Thursday, September 18, 2008

Ban the automatic loaning of customer long positions to short sellers

I despise short selling as much as any bullish investor, but I think the optimal solution to short-selling abuses (e.g., naked short selling) is for the SEC to ban mutual funds and pension funds and insurance companies from loaning stock to short-sellers and to ban brokerage firms from automatically loaning customer long stock positions to short sellers without their explicit permission. How many mutual fund shareholders or employees represented by pension funds or customers keeping stock in their brokerage accounts are even aware that it is they who are the suppliers of stock that short sellers are selling short??!! Brokerage firms, mutual funds, and pension funds are supposed to be operating with a fiduciary duty to protect the interests of their customers but they are failing to do so. Fix this fiduciary duty problem and short sellers will instantly become a very minor force in the market rather than the tail wagging the dog that they currently are. It really is this simple.

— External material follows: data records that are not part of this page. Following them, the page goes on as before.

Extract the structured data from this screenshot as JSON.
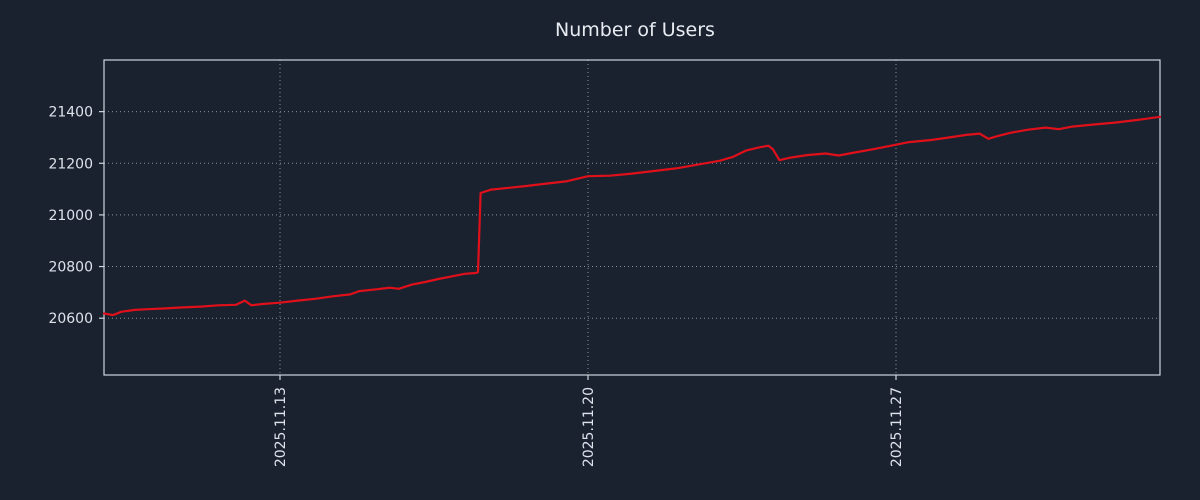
{
  "chart_data": {
    "type": "line",
    "title": "Number of Users",
    "xlabel": "",
    "ylabel": "",
    "grid": "dotted",
    "legend": "none",
    "background_color": "#1a2230",
    "axis_color": "#cdd5de",
    "text_color": "#dde3ea",
    "x_unit": "day of 2025.11 (continuing past 30 into December)",
    "x_domain": [
      9,
      33
    ],
    "x_ticks": [
      {
        "pos": 13,
        "label": "2025.11.13"
      },
      {
        "pos": 20,
        "label": "2025.11.20"
      },
      {
        "pos": 27,
        "label": "2025.11.27"
      }
    ],
    "y_ticks": [
      {
        "pos": 20600,
        "label": "20600"
      },
      {
        "pos": 20800,
        "label": "20800"
      },
      {
        "pos": 21000,
        "label": "21000"
      },
      {
        "pos": 21200,
        "label": "21200"
      },
      {
        "pos": 21400,
        "label": "21400"
      }
    ],
    "ylim": [
      20380,
      21600
    ],
    "series": [
      {
        "name": "Number of Users",
        "color": "#e0101a",
        "points": [
          [
            9.0,
            20618
          ],
          [
            9.2,
            20612
          ],
          [
            9.4,
            20625
          ],
          [
            9.7,
            20632
          ],
          [
            10.0,
            20635
          ],
          [
            10.4,
            20638
          ],
          [
            10.8,
            20642
          ],
          [
            11.2,
            20645
          ],
          [
            11.6,
            20650
          ],
          [
            12.0,
            20652
          ],
          [
            12.2,
            20668
          ],
          [
            12.35,
            20650
          ],
          [
            12.6,
            20655
          ],
          [
            13.0,
            20660
          ],
          [
            13.4,
            20668
          ],
          [
            13.8,
            20675
          ],
          [
            14.2,
            20685
          ],
          [
            14.6,
            20692
          ],
          [
            14.8,
            20705
          ],
          [
            15.2,
            20712
          ],
          [
            15.5,
            20718
          ],
          [
            15.7,
            20714
          ],
          [
            16.0,
            20730
          ],
          [
            16.3,
            20740
          ],
          [
            16.6,
            20752
          ],
          [
            17.0,
            20765
          ],
          [
            17.2,
            20772
          ],
          [
            17.45,
            20775
          ],
          [
            17.5,
            20778
          ],
          [
            17.56,
            21085
          ],
          [
            17.8,
            21098
          ],
          [
            18.2,
            21105
          ],
          [
            18.6,
            21112
          ],
          [
            19.0,
            21120
          ],
          [
            19.5,
            21130
          ],
          [
            20.0,
            21150
          ],
          [
            20.5,
            21152
          ],
          [
            21.0,
            21160
          ],
          [
            21.5,
            21170
          ],
          [
            22.0,
            21180
          ],
          [
            22.5,
            21195
          ],
          [
            23.0,
            21210
          ],
          [
            23.3,
            21225
          ],
          [
            23.6,
            21250
          ],
          [
            23.9,
            21262
          ],
          [
            24.1,
            21268
          ],
          [
            24.2,
            21255
          ],
          [
            24.35,
            21212
          ],
          [
            24.6,
            21222
          ],
          [
            25.0,
            21232
          ],
          [
            25.4,
            21238
          ],
          [
            25.7,
            21230
          ],
          [
            26.0,
            21240
          ],
          [
            26.5,
            21255
          ],
          [
            27.0,
            21272
          ],
          [
            27.3,
            21282
          ],
          [
            27.8,
            21290
          ],
          [
            28.2,
            21300
          ],
          [
            28.6,
            21310
          ],
          [
            28.9,
            21315
          ],
          [
            29.1,
            21295
          ],
          [
            29.3,
            21305
          ],
          [
            29.6,
            21318
          ],
          [
            30.0,
            21330
          ],
          [
            30.4,
            21338
          ],
          [
            30.7,
            21332
          ],
          [
            31.0,
            21342
          ],
          [
            31.5,
            21350
          ],
          [
            32.0,
            21358
          ],
          [
            32.5,
            21368
          ],
          [
            33.0,
            21380
          ]
        ]
      }
    ]
  }
}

One pragmatic logistical change which would help correct a lot of short selling abuses would be to go to T+0.0 settlement rather than the current T+3 settlement. Rather than giving short sellers a 3-day free ride to come up with borrowed shares, force them to cough up the borrowed shared up-front before the short-sale transaction can even be requested to be executed. T+3 is not needed these days and is a dog's age in today's computerized stock market. Even T+0 settlement (by the end of the trading day) is insufficient to deal with naked short-selling. T+0.0 settlement is needed and it is needed... yesterday.

These two changes would literally solve the current systemic problem with short-selling without preventing short-sellers or the beneficiary owners of long stock positions from engaging in stock loaning and short-selling if they so choose.

I find is horrifying and reprehensible that a brokerage firm is permitted to loan a customer's stock without the customer's explicit, up-front, opt-in permission to short sellers, and without any notice to the customer that it may or has been done. Opt-out would not be sufficient. It needs to be opt-in and without any onerous penalty for refusing to opt in.

Why the silly Democrats are not jumping up and down and loudly proclaiming this need  to get rid of this automatic opt-in and irresponsibly loaning by mutual funds and pension funds and insurance companies is rather baffling, other than simply that, as the saying goes, "they don't get it."